A Python library for memory manipulation, code injection and function hooking.

Quick start

PyJectify is available on PyPI.

Alternatively, you can download releases from GitHub or clone the project.

Documentation is available at https://petitoto.github.io/pyjectify/

Features

Windows (x86 & x86_64)

Core

  • Allocate / Free / Read / Write memory
  • Create threads
  • List loaded modules
  • PE parser
  • Use kernel32 or ntdll functions

Modules

  • MemScan: scan memory using regex patterns
  • Inject: load library, from disk (remote LoadLibrary) or from memory (fully map the DLL into the remote process)
  • Hook: set up inline hooks in the target process
  • PythonLib: embed python into a remote process (Python 3.6 - 3.11 supported)

Utils

  • Syscall: parse syscall codes from ntdll.dll (from the loaded library or from the disk), and produce a ntdll-like object which can be used by the core to use direct syscalls
  • ApiSetSchema: parse Windows ApiSet

Examples

Memory search & basic operations

import pyjectify

# Open notepad process (only the first found if multiple instances of notepad are running)
notepad = pyjectify.byName('Notepad.exe')[0]

# Use the pattern "secret( is)?: (.){10}", but encoded in utf-16-le because Notepad uses wchar_t
words = ['secret', ' is', ': ', '.']
pattern = b'%b(%b)?%b(%b){10}' % tuple(e.encode('utf-16-le') for e in words)

# Search for the secret in notepad's memory
addrs = notepad.memscan.scan(pattern)

# Process found addresses
for addr in addrs:
    secret = notepad.process.read(addr, 50).decode('utf-16-le')
    print('[+] Found secret:', secret)
    notepad.process.write(addr, ('*'*len(secret)).encode('utf-16-le')) # let's hide the secret!

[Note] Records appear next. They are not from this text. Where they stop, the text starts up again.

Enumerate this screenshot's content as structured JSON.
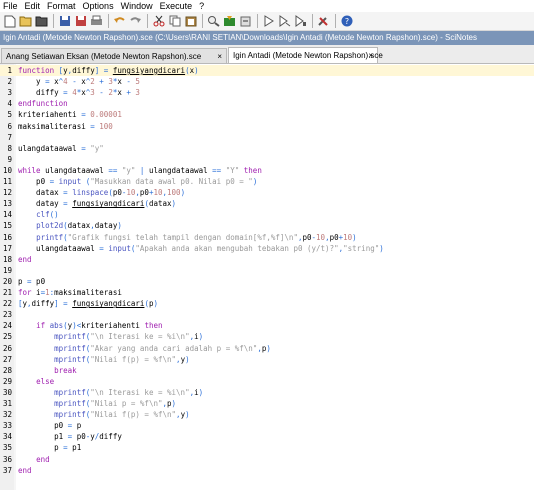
{
  "menubar": [
    "File",
    "Edit",
    "Format",
    "Options",
    "Window",
    "Execute",
    "?"
  ],
  "toolbar_icons": [
    "new-file-icon",
    "open-folder-icon",
    "open-file-icon",
    "sep",
    "save-icon",
    "save-as-icon",
    "print-icon",
    "sep",
    "undo-icon",
    "redo-icon",
    "sep",
    "cut-icon",
    "copy-icon",
    "paste-icon",
    "sep",
    "find-icon",
    "execute-file-icon",
    "load-into-scilab-icon",
    "sep",
    "execute-icon",
    "execute-until-cursor-icon",
    "execute-selection-icon",
    "sep",
    "tools-icon",
    "sep",
    "help-icon"
  ],
  "window_title": "Igin Antadi (Metode Newton Rapshon).sce (C:\\Users\\RANI SETIAN\\Downloads\\Igin Antadi (Metode Newton Rapshon).sce) - SciNotes",
  "tabs": [
    {
      "label": "Anang Setiawan Eksan (Metode Newton Rapshon).sce",
      "close": "×"
    },
    {
      "label": "Igin Antadi (Metode Newton Rapshon).sce",
      "close": "×"
    }
  ],
  "colors": {
    "keyword": "#a020b0",
    "function": "#4a55c0",
    "string": "#9a9a9a",
    "number": "#bc7a7a",
    "titlebar": "#7b95b8"
  },
  "code_lines": [
    {
      "n": "1",
      "t": "function [y,diffy] = fungsiyangdicari(x)"
    },
    {
      "n": "2",
      "t": "    y = x^4 - x^2 + 3*x - 5"
    },
    {
      "n": "3",
      "t": "    diffy = 4*x^3 - 2*x + 3"
    },
    {
      "n": "4",
      "t": "endfunction"
    },
    {
      "n": "5",
      "t": "kriteriahenti = 0.00001"
    },
    {
      "n": "6",
      "t": "maksimaliterasi = 100"
    },
    {
      "n": "7",
      "t": ""
    },
    {
      "n": "8",
      "t": "ulangdataawal = \"y\""
    },
    {
      "n": "9",
      "t": ""
    },
    {
      "n": "10",
      "t": "while ulangdataawal == \"y\" | ulangdataawal == \"Y\" then"
    },
    {
      "n": "11",
      "t": "    p0 = input (\"Masukkan data awal p0. Nilai p0 = \")"
    },
    {
      "n": "12",
      "t": "    datax = linspace(p0-10,p0+10,100)"
    },
    {
      "n": "13",
      "t": "    datay = fungsiyangdicari(datax)"
    },
    {
      "n": "14",
      "t": "    clf()"
    },
    {
      "n": "15",
      "t": "    plot2d(datax,datay)"
    },
    {
      "n": "16",
      "t": "    printf(\"Grafik fungsi telah tampil dengan domain[%f,%f]\\n\",p0-10,p0+10)"
    },
    {
      "n": "17",
      "t": "    ulangdataawal = input(\"Apakah anda akan mengubah tebakan p0 (y/t)?\",\"string\")"
    },
    {
      "n": "18",
      "t": "end"
    },
    {
      "n": "19",
      "t": ""
    },
    {
      "n": "20",
      "t": "p = p0"
    },
    {
      "n": "21",
      "t": "for i=1:maksimaliterasi"
    },
    {
      "n": "22",
      "t": "[y,diffy] = fungsiyangdicari(p)"
    },
    {
      "n": "23",
      "t": "    "
    },
    {
      "n": "24",
      "t": "    if abs(y)<kriteriahenti then"
    },
    {
      "n": "25",
      "t": "        mprintf(\"\\n Iterasi ke = %i\\n\",i)"
    },
    {
      "n": "26",
      "t": "        mprintf(\"Akar yang anda cari adalah p = %f\\n\",p)"
    },
    {
      "n": "27",
      "t": "        mprintf(\"Nilai f(p) = %f\\n\",y)"
    },
    {
      "n": "28",
      "t": "        break"
    },
    {
      "n": "29",
      "t": "    else"
    },
    {
      "n": "30",
      "t": "        mprintf(\"\\n Iterasi ke = %i\\n\",i)"
    },
    {
      "n": "31",
      "t": "        mprintf(\"Nilai p = %f\\n\",p)"
    },
    {
      "n": "32",
      "t": "        mprintf(\"Nilai f(p) = %f\\n\",y)"
    },
    {
      "n": "33",
      "t": "        p0 = p"
    },
    {
      "n": "34",
      "t": "        p1 = p0-y/diffy"
    },
    {
      "n": "35",
      "t": "        p = p1"
    },
    {
      "n": "36",
      "t": "    end"
    },
    {
      "n": "37",
      "t": "end"
    }
  ]
}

# Reset memscan to perform a new search regardless of the previous scan
notepad.memscan.reset()

Python code injection

import pyjectify

# Open notepad process
notepad = pyjectify.byName('Notepad.exe')[0]

# Inject Python DLL
notepad.pythonlib.python_mod = notepad.inject.load_library("C:\\path\\to\\python-embed\\python311.dll")

# Run some Python code from notepad
notepad.pythonlib.initialize()
notepad.pythonlib.exec('import os; os.system("calc.exe")')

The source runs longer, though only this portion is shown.